# This is a one layer NN

In [2]:
# do not forget to swapoff -a
import numpy as np       # linear algebra
import pylab as pl       # plots
import tensorflow as tf  # now we are actually using it 

  from ._conv import register_converters as _register_converters


In [3]:
# choose wisely
(train, label_train), (test, label_test) = tf.keras.datasets.mnist.load_data()
#(train, label_train), (test, label_test) = tf.keras.datasets.fashion_mnist.load_data()

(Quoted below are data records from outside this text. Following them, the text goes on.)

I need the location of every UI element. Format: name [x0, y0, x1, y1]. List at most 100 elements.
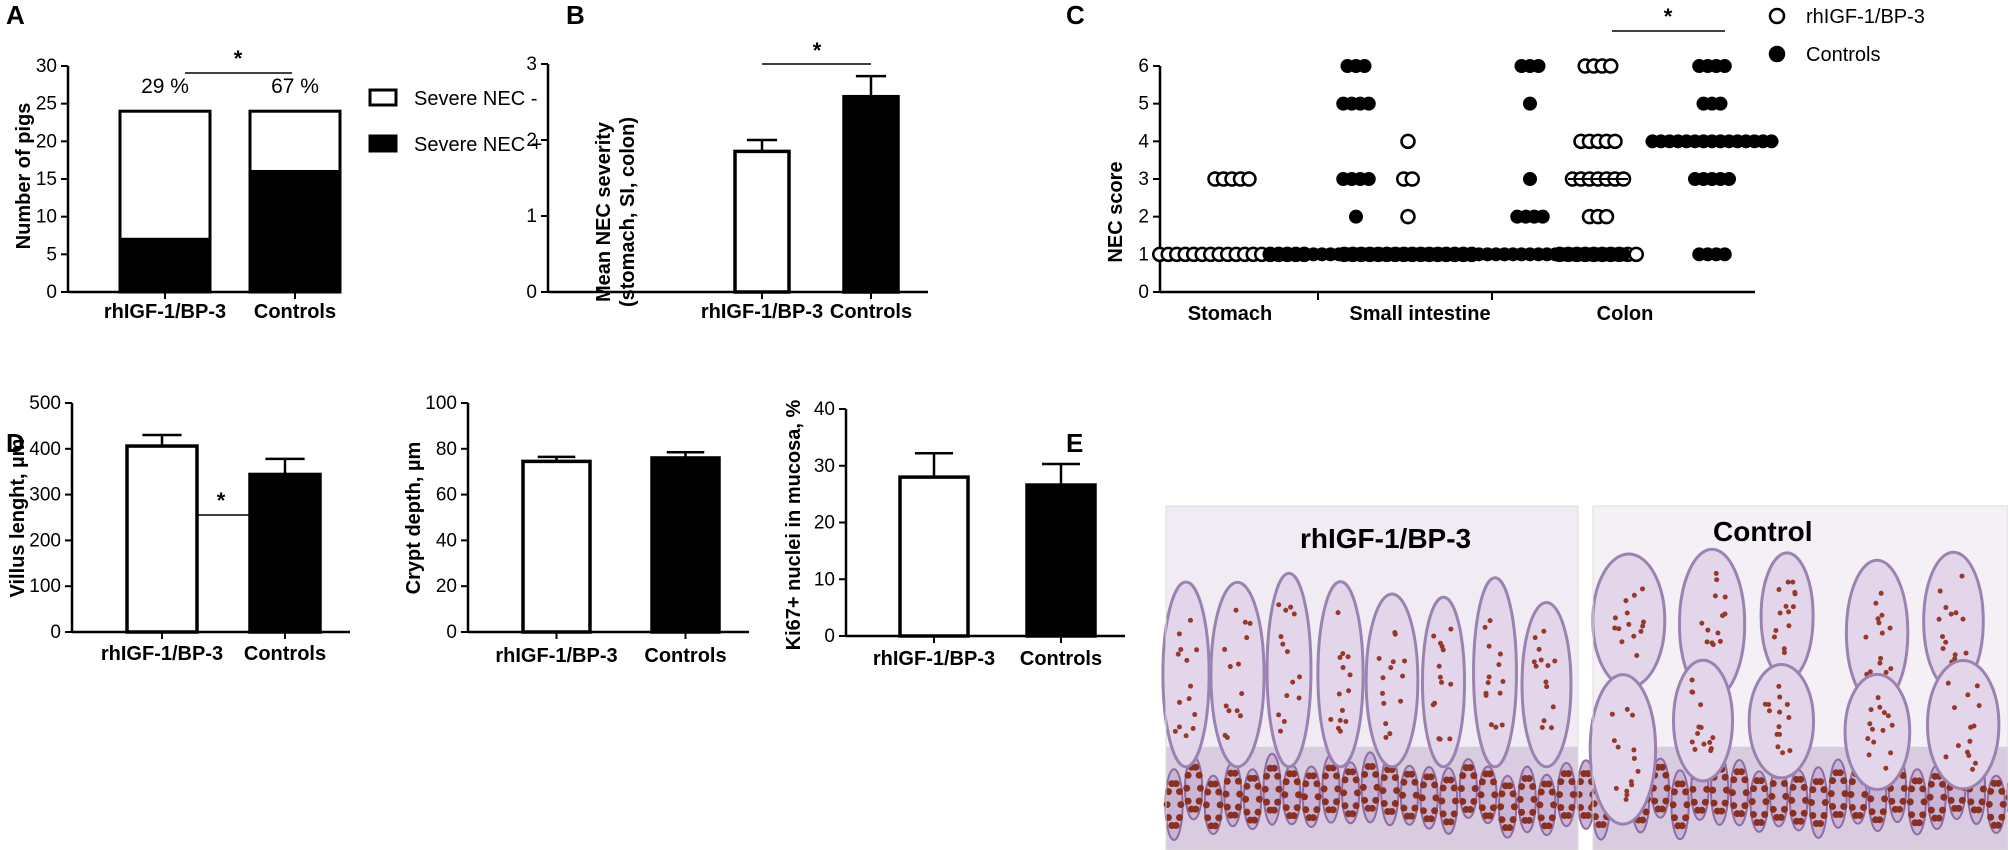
y-tick-label-d2-2: 40: [436, 530, 457, 551]
tissueRight-crypt-nucleus-16-0: [1920, 798, 1928, 806]
tissueRight-villus-nucleus-7-0: [1766, 708, 1772, 714]
tissueLeft-villus-nucleus-1-0: [1235, 661, 1241, 667]
panel-letter-b: B: [566, 0, 585, 30]
tissueRight-villus-nucleus-9-7: [1974, 683, 1980, 689]
tissueLeft-crypt-nucleus-18-5: [1516, 795, 1524, 803]
tissueLeft-crypt-nucleus-5-9: [1274, 772, 1282, 780]
tissueLeft-crypt-nucleus-7-9: [1313, 780, 1321, 788]
tissueLeft-villus-nucleus-4-12: [1383, 721, 1389, 727]
tissueRight-crypt-nucleus-7-3: [1733, 810, 1741, 818]
tissueLeft-villus-nucleus-3-8: [1343, 718, 1349, 724]
tissueRight-crypt-nucleus-12-6: [1829, 777, 1837, 785]
tissueRight-crypt-nucleus-14-4: [1868, 808, 1876, 816]
tissueLeft-villus-nucleus-0-6: [1183, 733, 1189, 739]
tissueRight-villus-nucleus-3-12: [1875, 616, 1881, 622]
tissueRight-crypt-nucleus-17-1: [1939, 806, 1947, 814]
tissueLeft-villus-nucleus-4-3: [1387, 731, 1393, 737]
tissueLeft-crypt-nucleus-0-1: [1176, 814, 1184, 822]
tissueRight-crypt-nucleus-11-1: [1820, 811, 1828, 819]
tissueRight-crypt-nucleus-5-5: [1689, 785, 1697, 793]
y-tick-label-d2-3: 60: [436, 485, 457, 506]
tissueRight-villus-nucleus-8-10: [1875, 695, 1881, 701]
tissueLeft-crypt-nucleus-6-9: [1293, 778, 1301, 786]
tissueRight-villus-nucleus-4-10: [1960, 616, 1966, 622]
tissueRight-villus-nucleus-1-7: [1714, 577, 1720, 583]
tissueRight-villus-nucleus-1-9: [1709, 640, 1715, 646]
tissueRight-villus-nucleus-6-13: [1689, 739, 1695, 745]
tissueLeft-crypt-nucleus-13-4: [1419, 807, 1427, 815]
point-c-rhigf-1-16: [1400, 208, 1416, 225]
tissueRight-villus-nucleus-7-13: [1787, 748, 1793, 754]
legend-rhigf-label: rhIGF-1/BP-3: [1806, 6, 1925, 28]
tissueLeft-villus-nucleus-2-13: [1297, 674, 1303, 680]
tissueLeft-villus-nucleus-6-2: [1499, 722, 1505, 728]
tissueLeft-crypt-nucleus-9-9: [1352, 776, 1360, 784]
y-tick-label-d2-5: 100: [425, 393, 457, 414]
tissueRight-villus-nucleus-6-12: [1696, 724, 1702, 730]
tissueLeft-villus-nucleus-2-3: [1283, 607, 1289, 613]
tissueLeft-crypt-nucleus-19-5: [1536, 801, 1544, 809]
point-c-controls-0-25: [1361, 172, 1376, 186]
tissueRight-villus-nucleus-8-2: [1877, 704, 1883, 710]
tissueLeft-crypt-nucleus-12-9: [1411, 778, 1419, 786]
panel-letter-d: D: [6, 428, 25, 458]
tissueLeft-crypt-nucleus-9-4: [1341, 802, 1349, 810]
y-tick-label-d1-1: 100: [29, 576, 61, 597]
tissueRight-crypt-nucleus-9-9: [1780, 779, 1788, 787]
tissueRight-villus-nucleus-7-12: [1784, 701, 1790, 707]
tissueLeft-crypt-nucleus-8-6: [1321, 772, 1329, 780]
tissueLeft-crypt-nucleus-1-4: [1184, 797, 1192, 805]
tissueLeft-frame: [1165, 505, 1579, 850]
tissueRight-villus-nucleus-0-0: [1641, 619, 1647, 625]
tissueRight-villus-nucleus-6-6: [1690, 689, 1696, 695]
tissueLeft-crypt-nucleus-14-3: [1443, 818, 1451, 826]
tissueLeft-crypt-nucleus-18-6: [1518, 782, 1526, 790]
tissueRight-crypt-nucleus-7-4: [1730, 802, 1738, 810]
tissueRight-crypt-nucleus-19-1: [1978, 798, 1986, 806]
tissueLeft-crypt-nucleus-5-0: [1275, 785, 1283, 793]
tissueRight-crypt-nucleus-6-9: [1721, 773, 1729, 781]
tissueLeft-villus-nucleus-0-8: [1175, 651, 1181, 657]
micrograph-rhigf-label: rhIGF-1/BP-3: [1300, 523, 1471, 554]
tissueLeft-crypt-nucleus-3-5: [1222, 790, 1230, 798]
micrograph-rhigf: rhIGF-1/BP-3: [1161, 505, 1597, 850]
tissueRight-villus-nucleus-1-4: [1705, 627, 1711, 633]
tissueLeft-crypt-nucleus-19-9: [1548, 788, 1556, 796]
tissueRight-crypt-nucleus-14-5: [1867, 795, 1875, 803]
y-tick-label-d1-3: 300: [29, 485, 61, 506]
tissueLeft-villus-nucleus-7-2: [1533, 663, 1539, 669]
tissueRight-villus-nucleus-5-11: [1613, 785, 1619, 791]
tissueLeft-crypt-nucleus-21-8: [1584, 770, 1592, 778]
tissueLeft-crypt-nucleus-10-5: [1359, 783, 1367, 791]
tissueRight-villus-nucleus-6-11: [1692, 746, 1698, 752]
tissueLeft-villus-nucleus-6-9: [1487, 618, 1493, 624]
tissueLeft-crypt-nucleus-6-3: [1286, 812, 1294, 820]
tissueRight-crypt-nucleus-12-9: [1840, 777, 1848, 785]
tissueRight-villus-nucleus-5-9: [1615, 744, 1621, 750]
tissueLeft-crypt-nucleus-5-5: [1261, 785, 1269, 793]
tissueRight-crypt-nucleus-8-6: [1749, 785, 1757, 793]
tissueRight-crypt-nucleus-16-3: [1911, 819, 1919, 827]
tissueLeft-villus-nucleus-5-2: [1431, 633, 1437, 639]
tissueRight-villus-nucleus-3-6: [1863, 634, 1869, 640]
tissueRight-villus-nucleus-0-1: [1612, 615, 1618, 621]
tissueRight-crypt-nucleus-7-6: [1730, 776, 1738, 784]
tissueLeft-crypt-nucleus-9-8: [1349, 768, 1357, 776]
tissueRight-crypt-nucleus-10-0: [1802, 796, 1810, 804]
tissueLeft-crypt-nucleus-4-8: [1251, 774, 1259, 782]
tissueLeft-crypt-nucleus-15-8: [1466, 764, 1474, 772]
tissueRight-villus-nucleus-6-10: [1689, 677, 1695, 683]
tissueLeft-villus-nucleus-3-2: [1328, 716, 1334, 722]
point-c-controls-0-21: [1349, 209, 1363, 224]
tissueRight-crypt-nucleus-3-9: [1662, 771, 1670, 779]
tissueLeft-villus-nucleus-7-9: [1541, 718, 1547, 724]
x-tick-label-b-1: Controls: [830, 301, 912, 323]
legend-severe-pos-label: Severe NEC +: [414, 134, 542, 156]
tissueRight-crypt-nucleus-12-1: [1840, 803, 1848, 811]
point-c-controls-1-27: [1523, 172, 1537, 186]
tissueLeft-crypt-nucleus-3-8: [1231, 769, 1239, 777]
point-c-controls-1-22: [1616, 247, 1631, 262]
tissueLeft-crypt-nucleus-5-3: [1266, 806, 1274, 814]
tissueLeft-crypt-nucleus-20-9: [1568, 778, 1576, 786]
tissueRight-villus-nucleus-6-9: [1695, 731, 1701, 737]
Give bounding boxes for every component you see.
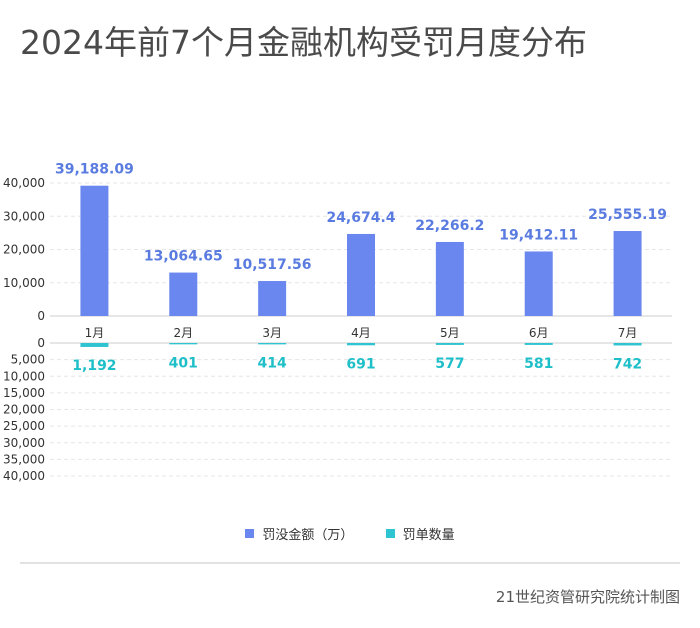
legend-swatch-count <box>385 529 395 538</box>
bar-fine <box>169 272 198 316</box>
y-tick-label-lower: 40,000 <box>3 469 45 483</box>
data-label-fine: 22,266.2 <box>415 218 484 234</box>
divider <box>20 562 680 564</box>
data-label-fine: 19,412.11 <box>499 227 578 243</box>
y-tick-label-upper: 0 <box>37 309 45 323</box>
legend-item-count[interactable]: 罚单数量 <box>385 524 455 543</box>
chart-title: 2024年前7个月金融机构受罚月度分布 <box>20 23 587 62</box>
legend: 罚没金额（万） 罚单数量 <box>0 524 700 543</box>
data-label-count: 401 <box>169 355 198 371</box>
bar-count <box>169 343 198 345</box>
x-tick-label: 5月 <box>440 326 460 340</box>
y-tick-label-lower: 15,000 <box>3 386 45 400</box>
data-label-fine: 24,674.4 <box>326 210 395 226</box>
legend-label-fine: 罚没金额（万） <box>262 528 354 543</box>
bar-count <box>435 343 464 345</box>
bar-count <box>347 343 375 346</box>
data-label-count: 414 <box>258 355 287 371</box>
bar-count <box>613 343 642 346</box>
y-tick-label-lower: 25,000 <box>3 419 45 433</box>
bar-fine <box>435 241 464 316</box>
data-label-count: 691 <box>346 356 375 372</box>
bar-fine <box>80 185 109 316</box>
legend-swatch-fine <box>245 529 255 538</box>
y-tick-label-upper: 30,000 <box>3 209 45 223</box>
x-tick-label: 1月 <box>85 326 105 340</box>
y-tick-label-upper: 40,000 <box>3 176 45 190</box>
x-tick-label: 4月 <box>351 326 371 340</box>
y-tick-label-lower: 5,000 <box>11 353 45 367</box>
data-label-fine: 25,555.19 <box>588 207 667 223</box>
data-label-count: 581 <box>524 356 553 372</box>
data-label-count: 1,192 <box>72 358 116 374</box>
bar-fine <box>347 233 375 316</box>
y-tick-label-upper: 20,000 <box>3 243 45 257</box>
y-tick-label-lower: 0 <box>37 336 45 350</box>
data-label-fine: 39,188.09 <box>55 162 134 178</box>
x-tick-label: 3月 <box>262 326 282 340</box>
y-tick-label-lower: 10,000 <box>3 369 45 383</box>
data-label-count: 577 <box>435 356 464 372</box>
bar-count <box>80 343 109 347</box>
x-tick-label: 2月 <box>173 326 193 340</box>
y-tick-label-upper: 10,000 <box>3 276 45 290</box>
bar-fine <box>524 251 553 316</box>
bar-count <box>258 343 287 345</box>
y-tick-label-lower: 35,000 <box>3 452 45 466</box>
legend-item-fine[interactable]: 罚没金额（万） <box>245 524 353 543</box>
y-tick-label-lower: 30,000 <box>3 436 45 450</box>
legend-label-count: 罚单数量 <box>402 528 455 543</box>
data-label-fine: 10,517.56 <box>233 257 312 273</box>
bar-count <box>524 343 553 345</box>
data-label-count: 742 <box>613 356 642 372</box>
data-label-fine: 13,064.65 <box>144 249 223 265</box>
chart: 0 10,000 20,000 30,000 40,000 0 5,000 10,000 15,… <box>3 162 672 483</box>
source-credit: 21世纪资管研究院统计制图 <box>495 588 680 606</box>
bar-fine <box>258 281 287 316</box>
x-tick-label: 6月 <box>529 326 549 340</box>
bar-fine <box>613 231 642 316</box>
y-tick-label-lower: 20,000 <box>3 403 45 417</box>
x-tick-label: 7月 <box>618 326 638 340</box>
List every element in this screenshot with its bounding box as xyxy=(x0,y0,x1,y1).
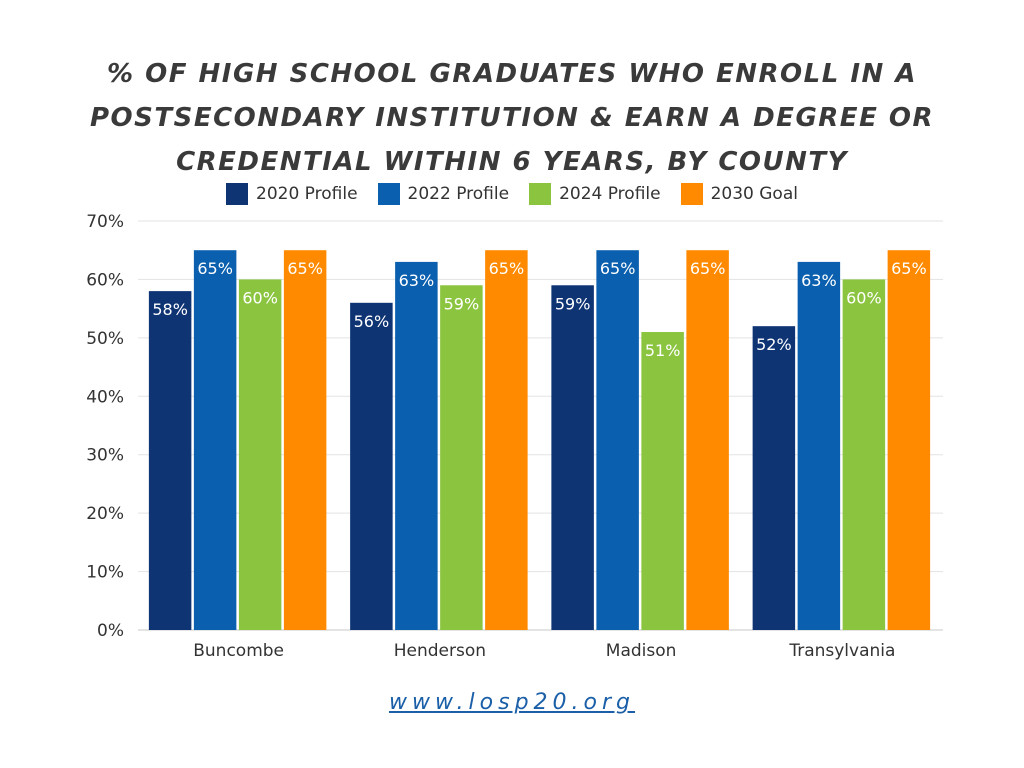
chart-title: % OF HIGH SCHOOL GRADUATES WHO ENROLL IN… xyxy=(0,52,1024,184)
data-label: 65% xyxy=(197,259,233,278)
bar xyxy=(238,279,282,630)
legend-item: 2020 Profile xyxy=(226,183,358,205)
data-label: 65% xyxy=(891,259,927,278)
title-line-1: % OF HIGH SCHOOL GRADUATES WHO ENROLL IN… xyxy=(107,59,917,89)
legend-swatch xyxy=(529,183,552,205)
data-label: 63% xyxy=(399,271,435,290)
x-tick-label: Madison xyxy=(606,641,677,661)
legend-item: 2022 Profile xyxy=(377,183,510,205)
data-label: 65% xyxy=(600,259,636,278)
data-label: 52% xyxy=(756,335,792,354)
y-tick-label: 40% xyxy=(86,387,124,407)
bar xyxy=(686,250,729,630)
legend-swatch xyxy=(680,183,703,205)
x-tick-label: Buncombe xyxy=(193,641,284,661)
bar xyxy=(193,250,237,630)
bar xyxy=(440,285,483,630)
legend-item: 2024 Profile xyxy=(529,183,661,205)
legend-label: 2030 Goal xyxy=(710,184,798,204)
data-label: 60% xyxy=(846,288,882,307)
data-label: 60% xyxy=(242,288,278,307)
x-tick-label: Henderson xyxy=(394,641,486,661)
legend-swatch xyxy=(377,183,400,205)
title-line-3: CREDENTIAL WITHIN 6 YEARS, BY COUNTY xyxy=(176,147,848,177)
chart-legend: 2020 Profile 2022 Profile 2024 Profile 2030… xyxy=(0,183,1024,205)
website-link[interactable]: www.losp20.org xyxy=(388,690,636,715)
data-label: 65% xyxy=(489,259,525,278)
data-label: 59% xyxy=(555,294,591,313)
data-label: 63% xyxy=(801,271,837,290)
bar xyxy=(395,261,438,630)
bar xyxy=(551,285,594,630)
y-tick-label: 30% xyxy=(86,446,124,466)
bar xyxy=(887,250,931,630)
bar xyxy=(641,332,684,630)
bar xyxy=(752,326,796,630)
bar xyxy=(842,279,886,630)
legend-swatch xyxy=(226,183,248,205)
title-line-2: POSTSECONDARY INSTITUTION & EARN A DEGRE… xyxy=(89,103,935,133)
bar xyxy=(148,291,192,630)
bar xyxy=(283,250,327,630)
bar xyxy=(797,261,841,630)
bar xyxy=(350,302,393,630)
y-tick-label: 20% xyxy=(86,504,124,524)
bar xyxy=(485,250,528,630)
legend-label: 2024 Profile xyxy=(559,184,661,204)
data-label: 56% xyxy=(354,312,390,331)
data-label: 51% xyxy=(645,341,681,360)
legend-label: 2020 Profile xyxy=(256,184,358,204)
y-tick-label: 0% xyxy=(97,621,124,641)
data-label: 65% xyxy=(690,259,726,278)
y-tick-label: 10% xyxy=(86,563,124,583)
data-label: 58% xyxy=(152,300,188,319)
data-label: 65% xyxy=(287,259,323,278)
bar xyxy=(596,250,639,630)
y-tick-label: 60% xyxy=(86,270,124,290)
y-tick-label: 70% xyxy=(86,212,124,232)
data-label: 59% xyxy=(444,294,480,313)
legend-item: 2030 Goal xyxy=(680,183,798,205)
legend-label: 2022 Profile xyxy=(407,184,510,204)
x-tick-label: Transylvania xyxy=(788,641,895,661)
y-tick-label: 50% xyxy=(86,329,124,349)
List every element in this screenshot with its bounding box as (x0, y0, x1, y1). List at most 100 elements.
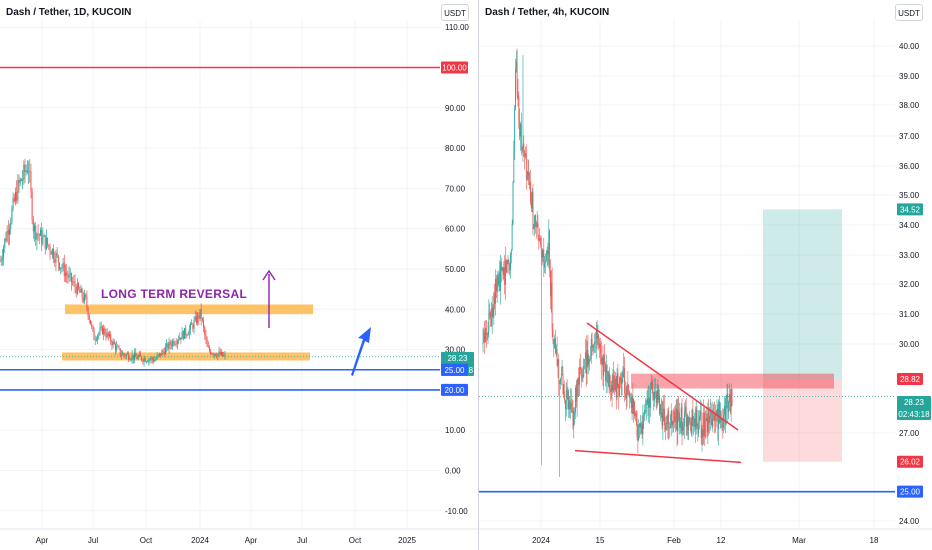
candle-body (490, 312, 491, 318)
candle-body (535, 215, 536, 227)
candle-body (686, 416, 688, 427)
candle-body (529, 182, 531, 186)
candle-body (620, 381, 622, 385)
candle-body (570, 402, 572, 410)
candle-body (557, 359, 559, 366)
candle-body (610, 389, 611, 393)
candle-body (3, 247, 5, 258)
x-tick-label: Jul (88, 536, 98, 545)
candle-body (185, 328, 187, 336)
candle-body (143, 358, 145, 362)
candle-body (187, 334, 189, 336)
candle-body (164, 347, 166, 355)
candle-body (586, 350, 588, 374)
candle-body (672, 422, 674, 425)
candle-body (679, 421, 681, 428)
candle-body (538, 236, 540, 240)
daily-currency-button[interactable]: USDT (441, 4, 469, 21)
chart-pane-4h[interactable]: 40.00 39.00 38.00 37.00 36.00 35.00 34.00 33.00… (479, 0, 932, 550)
y-tick-label: 37.00 (899, 132, 920, 141)
candle-body (704, 420, 706, 437)
take-profit-zone (763, 209, 842, 380)
candle-body (181, 331, 183, 340)
candle-body (555, 349, 557, 354)
candle-body (492, 307, 494, 317)
candle-body (660, 404, 662, 413)
candle-body (703, 412, 705, 436)
candle-body (691, 410, 693, 433)
candle-body (191, 323, 193, 325)
candle-body (515, 61, 517, 70)
candle-body (674, 415, 676, 423)
x-tick-label: 2024 (191, 536, 209, 545)
price-tag-countdown: 02:43:18 (898, 410, 930, 419)
candle-body (180, 337, 182, 340)
candle-body (619, 377, 620, 397)
candle-body (531, 191, 533, 209)
candle-body (189, 323, 191, 330)
tag-100-bg (441, 61, 468, 74)
candle-body (730, 389, 732, 413)
y-tick-label: 24.00 (899, 517, 920, 526)
candle-body (555, 338, 556, 354)
candle-body (505, 259, 506, 285)
candle-body (731, 389, 733, 406)
x-tick-label: 12 (717, 536, 726, 545)
candle-body (714, 414, 715, 421)
candle-body (129, 359, 131, 361)
candle-body (648, 397, 650, 408)
candle-body (540, 238, 541, 244)
candle-body (641, 424, 643, 435)
candle-body (634, 413, 636, 416)
purple-arrow-head (262, 269, 276, 281)
candle-body (482, 341, 484, 344)
candle-body (89, 319, 91, 325)
4h-currency-button[interactable]: USDT (895, 4, 923, 21)
candle-body (655, 391, 657, 403)
candle-body (13, 197, 15, 202)
candle-body (659, 404, 661, 415)
candle-body (118, 346, 120, 349)
candle-body (211, 353, 213, 355)
candle-body (630, 397, 632, 408)
candle-body (567, 392, 569, 409)
candle-body (616, 373, 618, 398)
candle-body (220, 351, 222, 355)
candle-body (550, 282, 552, 297)
candle-body (50, 251, 52, 255)
candle-body (104, 328, 106, 335)
candle-body (512, 182, 514, 225)
candle-body (500, 262, 502, 271)
y-tick-label: 50.00 (445, 265, 466, 274)
candle-body (601, 357, 603, 364)
candle-body (578, 377, 580, 385)
candle-body (525, 153, 526, 157)
daily-chart-svg[interactable]: 110.00 90.00 80.00 70.00 60.00 50.00 40.00 30.0… (0, 0, 478, 550)
candle-body (621, 378, 623, 385)
candle-body (652, 387, 654, 400)
candle-body (124, 354, 126, 357)
candle-body (78, 283, 80, 290)
candle-body (520, 123, 522, 149)
candle-body (667, 410, 669, 424)
candle-body (549, 230, 551, 271)
y-tick-label: 10.00 (445, 426, 466, 435)
pane-divider[interactable] (478, 0, 479, 550)
candle-body (18, 180, 20, 184)
candle-body (7, 230, 9, 235)
candle-body (682, 426, 684, 431)
chart-pane-daily[interactable]: 110.00 90.00 80.00 70.00 60.00 50.00 40.00 30.0… (0, 0, 478, 550)
candle-body (584, 359, 585, 361)
candle-body (53, 248, 55, 260)
4h-chart-svg[interactable]: 40.00 39.00 38.00 37.00 36.00 35.00 34.00 33.00… (479, 0, 932, 550)
candle-body (569, 400, 571, 410)
candle-body (544, 262, 546, 268)
candle-body (174, 343, 176, 345)
candle-body (649, 389, 651, 408)
candle-body (698, 421, 700, 434)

# make sure your data is floating point
test = test.astype(np.float32)
train = train.astype(np.float32)

# print shapes
print(train.shape, label_train.shape)
print(test.shape, label_test.shape)

((60000, 28, 28), (60000,))
((10000, 28, 28), (10000,))


In [4]:
# here we can subsample in the data set, depending on the RAM
num_test, num_train = 10000, 60000
test, label_test = test[:num_test], label_test[:num_test]
train, label_train = train[:num_train], label_train[:num_train]

# print shapes
print(train.shape, label_train.shape)
print(test.shape, label_test.shape)

((60000, 28, 28), (60000,))
((10000, 28, 28), (10000,))


# Reshaping is a cheap operation!

In [5]:
# forget about the image shape
train = train.reshape((-1, 784))
test = test.reshape((-1, 784))

# Placeholder is to pre-allocate the data shape, without stating the memory

In [6]:
# now define the session graph
X_tf = tf.placeholder(shape=[None, 784], dtype=tf.float32) # for each image we have 784 pixels
Y_tf = tf.placeholder(shape=[None],      dtype=tf.int64)   # for each image we have one scalar label, int 32 does not work?
A_tf = tf.Variable(np.zeros((784, 10)), dtype=tf.float32)

a_tf = tf.Variable(np.zeros((10)),      dtype=tf.float32)
F_tf = tf.add(tf.matmul(X_tf, A_tf), a_tf) #X*A+a, a is the translation A is the scaling.



$F=Ax+a$ belongs to R^10 

softmax does softmax(y_j)=exp(y_j)/Q Q is the partition function.

the distribution is the same if we shift the y_j by subtracting the biggest y or the mean we have seen, $\mu$, therefore

softmax(y_j-\mu)=exp(y_j-mu)/Q


then we take the logarithm


log_softmax_F_tf =  (F_tf-M_tf)-log_norm_tf 
F_tf-M_tf is the norm, and the other 





In [7]:
# map scalar labels onto one-hot encoded vectors
L_tf = tf.one_hot(Y_tf, 10, dtype=tf.float32) #How many class labels I am expecting.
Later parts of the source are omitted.